Wednesday 11 July 2007

Are the customer involved enough?

A while and several blog drafts since my last post now, but here it is.

The question is really, are the customer enabled to be involved enough? While we are quick to think if the customer are participating in creating the backlog or the sprintlog. By this having ownership in the decisions made. Not long ago on InfoQ Little and Spayd gave their views on agile and organisational change and they mention the importance of the customer being part of the agile process if the deliveries are to be successful. This is very true, but are they ready in their organisation to handle the deliveries?

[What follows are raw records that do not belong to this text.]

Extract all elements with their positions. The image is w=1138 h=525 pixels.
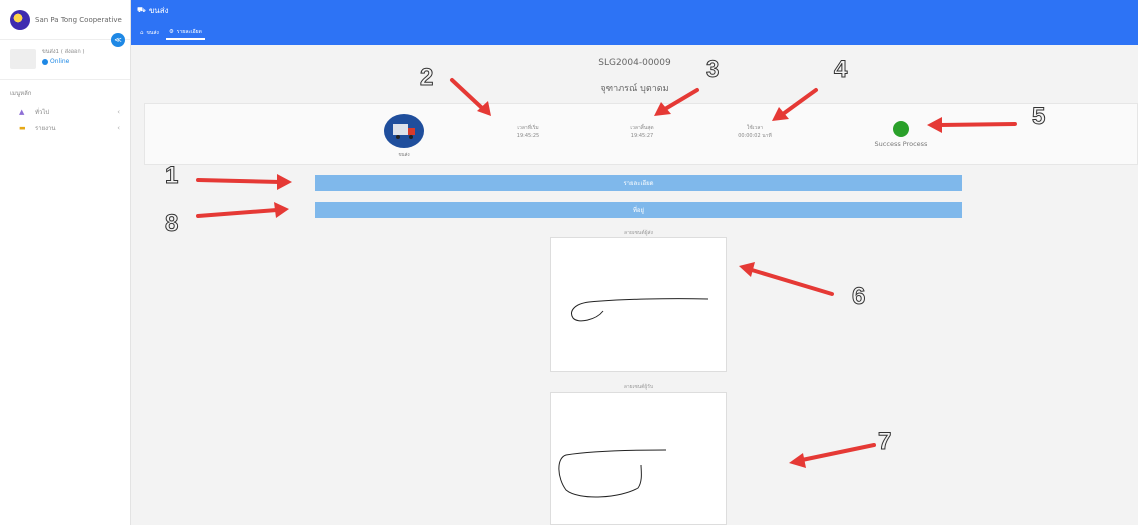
annotation-7: 7 xyxy=(877,428,892,456)
arrow-6 xyxy=(750,268,834,296)
arrow-2 xyxy=(450,78,484,110)
annotation-3: 3 xyxy=(705,56,720,84)
arrow-4 xyxy=(781,88,818,116)
annotation-arrows xyxy=(196,78,1017,468)
arrow-7 xyxy=(800,443,876,462)
annotation-1: 1 xyxy=(164,162,179,190)
arrow-5 xyxy=(938,122,1017,127)
arrow-3 xyxy=(663,88,699,111)
arrow-1 xyxy=(196,178,282,184)
annotation-8: 8 xyxy=(164,210,179,238)
annotation-4: 4 xyxy=(833,56,848,84)
arrow-8 xyxy=(196,208,279,218)
annotation-2: 2 xyxy=(419,64,434,92)
annotation-5: 5 xyxy=(1031,103,1046,131)
annotation-6: 6 xyxy=(851,283,866,311)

As the Agile Manifesto principle states: Our highest priority is to satisfy the customer through early and continuous delivery of valuable software. This assume that the customer are able to handle these deliveries at the pace they are coming. Further the manifesto claim that Agile processes promote sustainable development. The sponsors, developers, and users should be able to maintain a constant pace indefinitely. If we are to adhere to these principles we have to enable the customer to also become agile in their process of receiving the delivieries.

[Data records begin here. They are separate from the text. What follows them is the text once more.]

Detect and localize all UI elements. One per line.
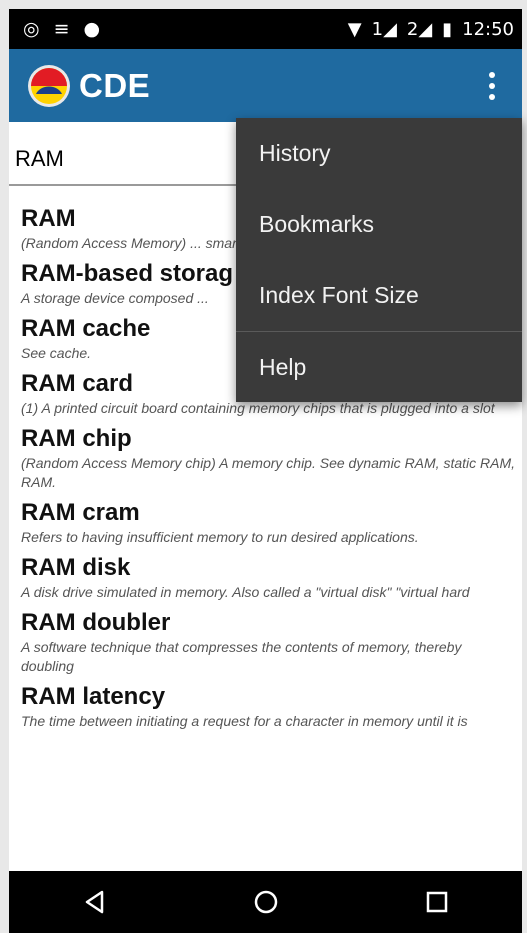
notification-icon: ≡: [53, 18, 70, 40]
app-logo-icon: [28, 64, 70, 107]
status-time: 12:50: [462, 18, 514, 40]
list-item[interactable]: RAM disk A disk drive simulated in memor…: [21, 553, 516, 602]
location-icon: ●: [83, 18, 101, 40]
app-bar: CDE: [9, 49, 522, 122]
status-bar: ◎ ≡ ● ▼ 1◢ 2◢ ▮ 12:50: [9, 9, 522, 49]
list-item[interactable]: RAM doubler A software technique that co…: [21, 608, 516, 676]
entry-term: RAM cram: [21, 499, 140, 526]
sim2-label: 2: [406, 18, 419, 40]
nav-bar: [9, 871, 522, 933]
menu-item-bookmarks[interactable]: Bookmarks: [236, 189, 522, 260]
home-icon[interactable]: [236, 877, 296, 927]
menu-item-index-font-size[interactable]: Index Font Size: [236, 260, 522, 331]
entry-definition: Refers to having insufficient memory to …: [21, 529, 419, 545]
wifi-icon: ▼: [347, 18, 362, 40]
app-title: CDE: [79, 66, 151, 104]
entry-definition: The time between initiating a request fo…: [21, 713, 468, 729]
entry-definition: A disk drive simulated in memory. Also c…: [21, 584, 470, 600]
list-item[interactable]: RAM chip (Random Access Memory chip) A m…: [21, 424, 516, 492]
whatsapp-icon: ◎: [23, 18, 40, 40]
entry-definition: A software technique that compresses the…: [21, 639, 462, 674]
menu-item-history[interactable]: History: [236, 118, 522, 189]
overflow-menu: History Bookmarks Index Font Size Help: [236, 118, 522, 402]
battery-icon: ▮: [442, 18, 453, 40]
recents-icon[interactable]: [407, 877, 467, 927]
signal-icon: 1◢: [371, 18, 397, 40]
entry-term: RAM latency: [21, 683, 166, 710]
entry-term: RAM disk: [21, 554, 131, 581]
more-vert-icon[interactable]: [482, 66, 502, 106]
menu-item-help[interactable]: Help: [236, 331, 522, 402]
entry-term: RAM doubler: [21, 609, 171, 636]
list-item[interactable]: RAM cram Refers to having insufficient m…: [21, 498, 516, 547]
entry-term: RAM chip: [21, 425, 132, 452]
list-item[interactable]: RAM latency The time between initiating …: [21, 682, 516, 731]
entry-definition: (Random Access Memory chip) A memory chi…: [21, 455, 516, 490]
back-icon[interactable]: [65, 877, 125, 927]
signal-icon-2: 2◢: [406, 18, 433, 40]
sim1-label: 1: [371, 18, 384, 40]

To take a practicle example of this I can relate to my current project which is in the process of implementing a more agile approach. Agreements have been met and deliveries have been delivered, but the receiving end are not able to handle the deliveries at such a pace. They lack both the manpower and the routines to test the deliveries thus bringing us back to how it was before. The team cannot keep on delivering while the tests are not being managed and we have to set a new pace. A good article on Agile Journal describe this scenario as candy coming faster on the conveyor belt, it creates trouble handling them.

This shows that agile processes sets new demands to the organisations not only where the deliveries are being produced, but also in the receiving organisation. Now you have not one, but two organisations that has to adopt agile. The question is are the customer involved enough to make that change?